This hymn was written by John of Damascus, one of the great poets of the Greek Church. He was born at the end of the 600s (in Damascus). His brother, aptly named by his proud parents Cosmas the Melodist, was educated by an Italian monk (also named Cosmas) whom they captured and pressed into slavery in order to educate their children. John of Damascus worked for the Islamic Caliph for several years, then renounced all his earthly possessions and moved to a monastery located between Jerusalem and the Red Sea. During the ensuing years, he wrote theological treatises defending orthodox Christianity.
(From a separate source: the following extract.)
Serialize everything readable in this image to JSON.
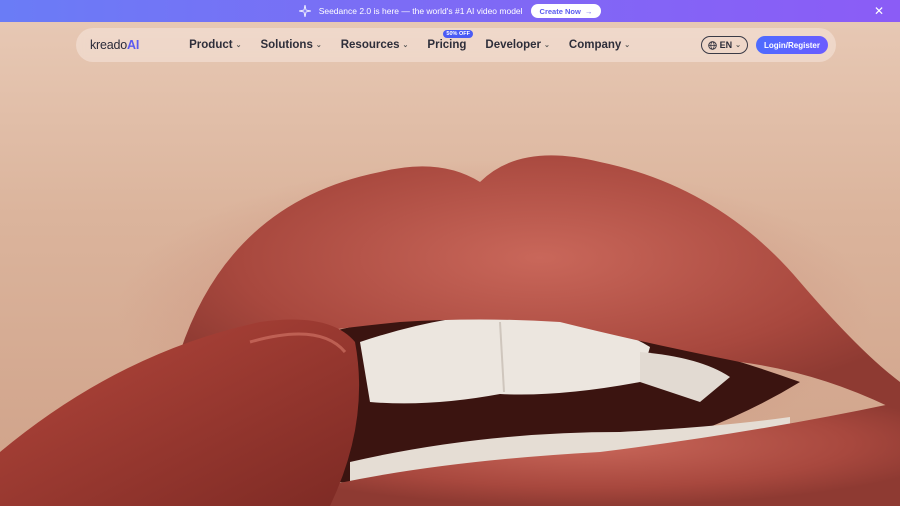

He also wrote numerous hymns.
This hymn is known as the “Golden Canon for Easter,” and was typically sung at the Easter Eve midnight service at which worshippers would carry unlighted candles into the church, only lighting them while this hymn was sung. The translator of this hymn, John Mason Neale, described the singing of this hymn in Athens sometime in the 19th century, “. . . the archbishop and priests and the King and Queen stood on a raised platform with the crowd gathered around them with unlighted tapers. At midnight the arrival of Easter was announced and a great shout went up, ‘Xristos anesti,’ or ‘Christ is risen.’ The tapers were lighted, and during the singing of this hymn drums and trumpets were sounded in the adjoining countryside.” In this context did they sing in stanza one, “The Passover of gladness, the Passover of God. From death to life eternal, from this world to the sky. Our Christ has brought us over with hymns of victory.” Easter reminds us that we have also passed from death into life, echoing Romans 6: 3-4, “Or don’t you know that all of us who were baptized into Christ Jesus were baptized into His death? Were were therefore buried with Him through baptism into death in order that, just as Christ was raised from the dead through the glory of the Father, we too may live a new life.” Just as the Passover events were a foreshadowing of Christ’s Passover, so to was the crossing of the Red Sea—the Lord brought the Hebrews out of slavery and into life in a concrete and dramatic way just as He does to us through Word and Sacrament.
Whereas Lenten hymns explore shades of pain, death, life, salvation and usually provide a scriptural basis for our theological introspection, Easter hymns are too often monochromatic in their joy—“Christ is risen, alleluia.” Joy abounds, and the danger is that we confuse emotion with true joy as we sing these Easter hymns, which themselves are so easy to enjoy. That is not to say that there is no subtlety to Christ’s resurrection; there just does not seem to be too much subtlety in our hymns about the resurrection. Partly that is an unjust criteria to use on this hymn—it had dozens of stanzas originally which the English editors excised to three, in which there is, except for the Passover reference, little but exultant praise. Yet, Easter is more than empty triumphalism and mindless strains of jubilance. We are joyful because our baptism into His death enables us to pass from death to life. Our lives are not always easy (look at Job in the Old Testament) and sometimes God appears to have withdrawn His blessings. To quote another ancient hymn, “Alleluias cannot always be our song while here below.” Our feelings are ephemeral, but Christ’s objective act of justification on the cross is not dependent upon our feelings about it. Whether we feel just wonderful about our faith, or are depressed about it for some reason, we can take assurance in the fact that the true Easter message is one of passing from death to life and that our feelings about it do not change this fact! Easter does not provide us with easy escapes to our problems, and the fact that we still have problems does not negate the validity of Christ’s objective act on the cross. This, then, is true Easter joy—a joy not dependent on external circumstances, but focussed solely on the original “day of resurrection.”